There is also a special link to the FIFA World Cup with historic items relating to each and every one of the 18 tournaments to date. Photographs, medals and programmes are all on display, as well as the replica of the Jules Rimet Trophy, which was secretly produced after the original was stolen.
"It's marvellous for us to have the FIFA Collection here," said Philippa Duxbury, the museum's Marketing and Communications Officer. "Every football fan knows the name of FIFA, and loves the World Cup, so for us to hold this collection is a huge honour. We welcome visitors from all over the world and, as well as their love of football, their interest in the World Cup unite them all.
"Perhaps one of the exhibits that people flock to the most is Diego Maradona's shirt from the game in the 1986 World Cup against England. It brings back so many memories for people - the 'Hand of God' goal, as well as the great goal he scored. It's not just a shirt in a glass case, it's an iconic image - it's living history."
A museum of two halves
Appropriately the museum is divided into two halves. On the ground floor, the 'first half' deals with the history of the game, while the second is more futuristic: with plenty of interactive displays and a viewing gallery which looks on to the pitch at Deepdale. Underlining the fact that football is for all, entrance is completely free.
The museum also does not keep everything to itself. Many exhibits are loaned elsewhere in the UK and exhibitions around the world. It has also worked in partnership with UEFA to create the world's first exhibition dedicated to women's football to coincide with the UEFA EURO 2005 Women's Championship.
Memorabilia from the inaugural FIFA Women's World Cup in 1991 is on display, alongside a proclamation from the FA from 1921 which states: "The game of football is unsuitable for females and ought not to be encouraged!"
But perhaps the most striking and poignant piece on display is a shirt worn in the first international match between England and Scotland which took place on 30 November 1872 in Glasgow and ended goalless.
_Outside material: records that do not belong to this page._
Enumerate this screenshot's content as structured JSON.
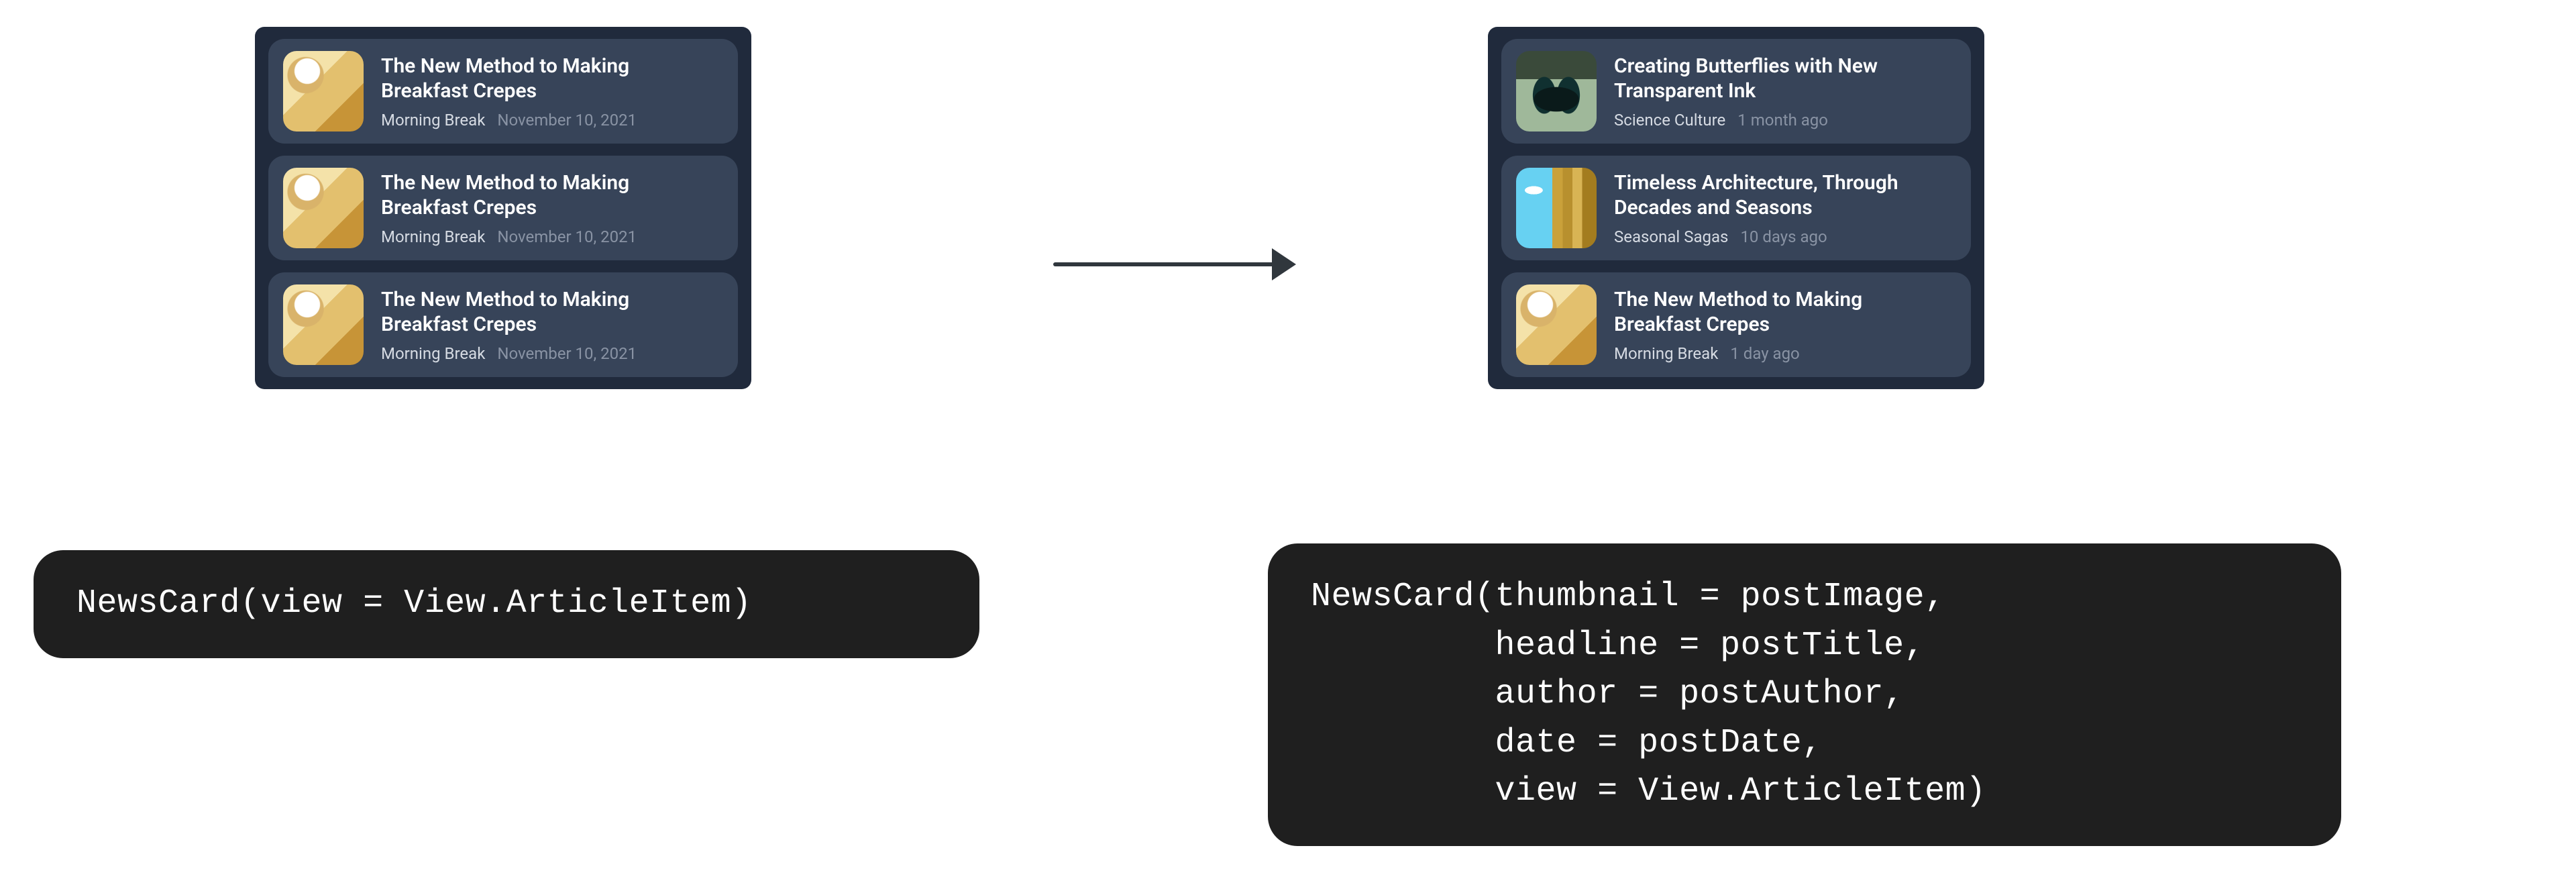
{
  "left_panel": {
    "items": [
      {
        "thumb_kind": "crepes",
        "headline": "The New Method to Making Breakfast Crepes",
        "author": "Morning Break",
        "date": "November 10, 2021"
      },
      {
        "thumb_kind": "crepes",
        "headline": "The New Method to Making Breakfast Crepes",
        "author": "Morning Break",
        "date": "November 10, 2021"
      },
      {
        "thumb_kind": "crepes",
        "headline": "The New Method to Making Breakfast Crepes",
        "author": "Morning Break",
        "date": "November 10, 2021"
      }
    ]
  },
  "right_panel": {
    "items": [
      {
        "thumb_kind": "butterfly",
        "headline": "Creating Butterflies with New Transparent Ink",
        "author": "Science Culture",
        "date": "1 month ago"
      },
      {
        "thumb_kind": "arch",
        "headline": "Timeless Architecture, Through Decades and Seasons",
        "author": "Seasonal Sagas",
        "date": "10 days ago"
      },
      {
        "thumb_kind": "crepes",
        "headline": "The New Method to Making Breakfast Crepes",
        "author": "Morning Break",
        "date": "1 day ago"
      }
    ]
  },
  "code_left": "NewsCard(view = View.ArticleItem)",
  "code_right": "NewsCard(thumbnail = postImage,\n         headline = postTitle,\n         author = postAuthor,\n         date = postDate,\n         view = View.ArticleItem)"
}
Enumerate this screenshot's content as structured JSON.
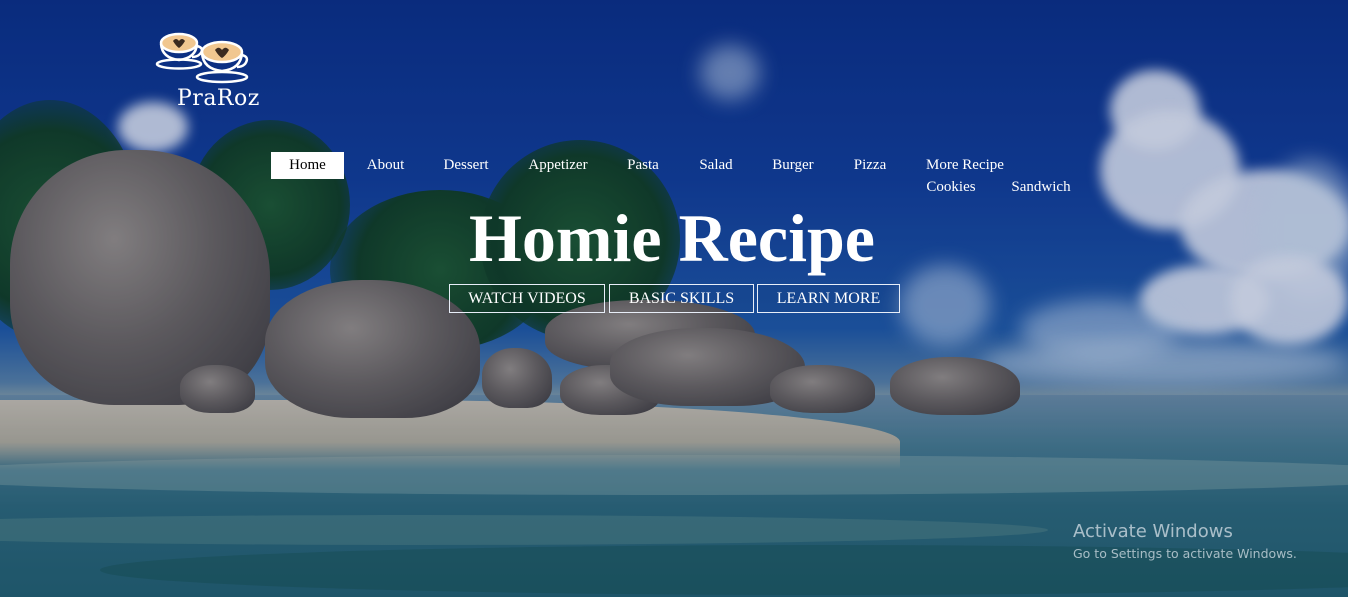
{
  "brand": {
    "name": "PraRoz",
    "logo_icon": "coffee-cups-heart-icon"
  },
  "nav": {
    "items": [
      {
        "label": "Home",
        "active": true
      },
      {
        "label": "About"
      },
      {
        "label": "Dessert"
      },
      {
        "label": "Appetizer"
      },
      {
        "label": "Pasta"
      },
      {
        "label": "Salad"
      },
      {
        "label": "Burger"
      },
      {
        "label": "Pizza"
      },
      {
        "label": "More Recipe"
      },
      {
        "label": "Cookies"
      },
      {
        "label": "Sandwich"
      }
    ]
  },
  "hero": {
    "title": "Homie Recipe",
    "buttons": [
      "WATCH VIDEOS",
      "BASIC SKILLS",
      "LEARN MORE"
    ]
  },
  "watermark": {
    "title": "Activate Windows",
    "subtitle": "Go to Settings to activate Windows."
  },
  "colors": {
    "sky": "#0b2f86",
    "active_nav_bg": "#ffffff",
    "text": "#ffffff"
  }
}
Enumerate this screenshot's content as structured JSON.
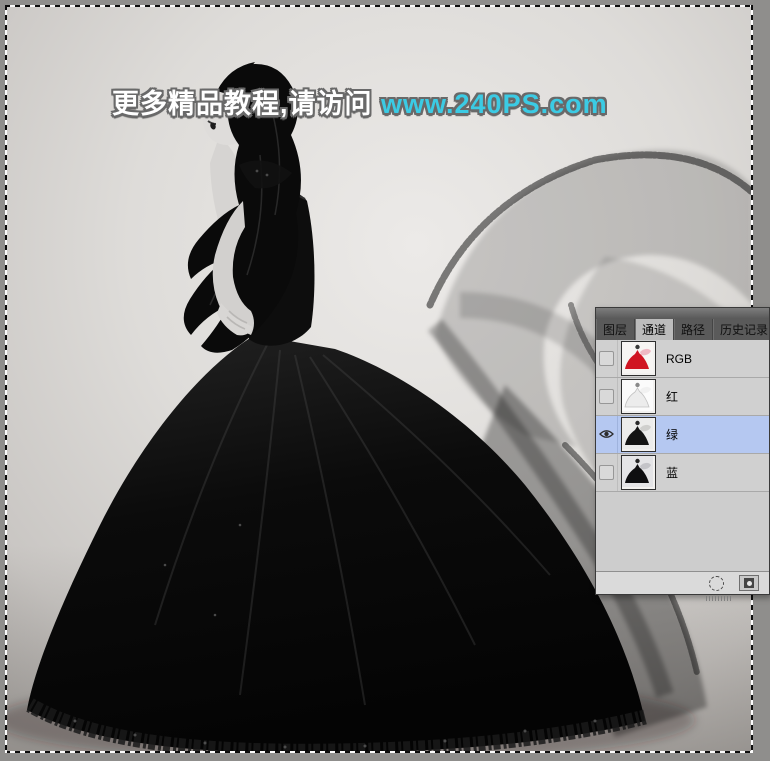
{
  "watermark": {
    "text_prefix": "更多精品教程,请访问 ",
    "url": "www.240PS.com"
  },
  "colors": {
    "url_cyan": "#3bcbe4",
    "selected_row_blue": "#b5c8f1",
    "rgb_thumbnail_dress_red": "#d01522",
    "canvas_background_gray": "#dcdad7",
    "panel_tab_dark_gray": "#5a5a5a"
  },
  "canvas": {
    "selection_active": true,
    "photo_description": "grayscale photo of woman in long black ball gown with flowing black veil"
  },
  "panel": {
    "tabs": [
      {
        "label": "图层"
      },
      {
        "label": "通道"
      },
      {
        "label": "路径"
      },
      {
        "label": "历史记录"
      }
    ],
    "active_tab": "通道",
    "channels": [
      {
        "name": "RGB"
      },
      {
        "name": "红"
      },
      {
        "name": "绿"
      },
      {
        "name": "蓝"
      }
    ],
    "selected_channel": "绿",
    "visible_channel": "绿",
    "footer_icons": [
      "load-channel-as-selection",
      "panel-options-button"
    ]
  }
}
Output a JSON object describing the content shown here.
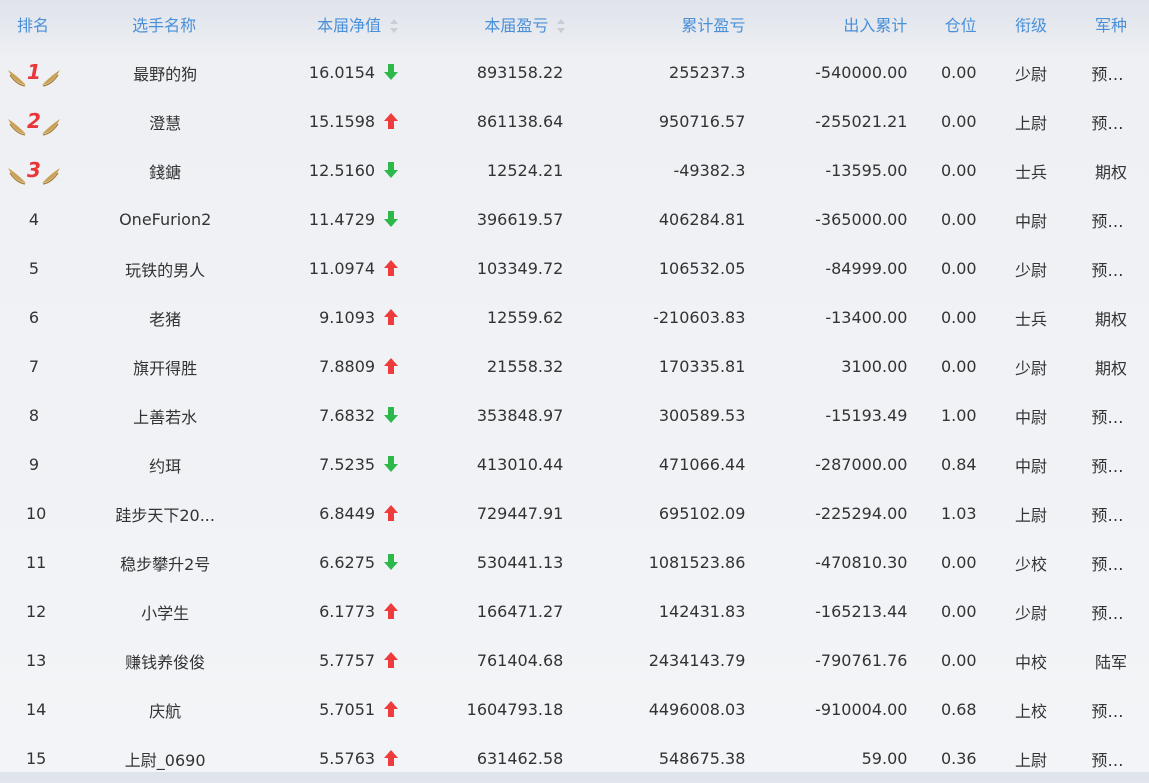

The shirt was worn by England's Arnold Kirke-Smith, a member of Oxford University and is distinctive, not only for its colour, but also the presence of the Three Lions emblem, which remains to this day.
On that day over 136 years ago, that shirt was seen by 4,000 people, but now it is on display for all to see. Britain, the birthplace of the modern game, is giving the history of the game back to the people.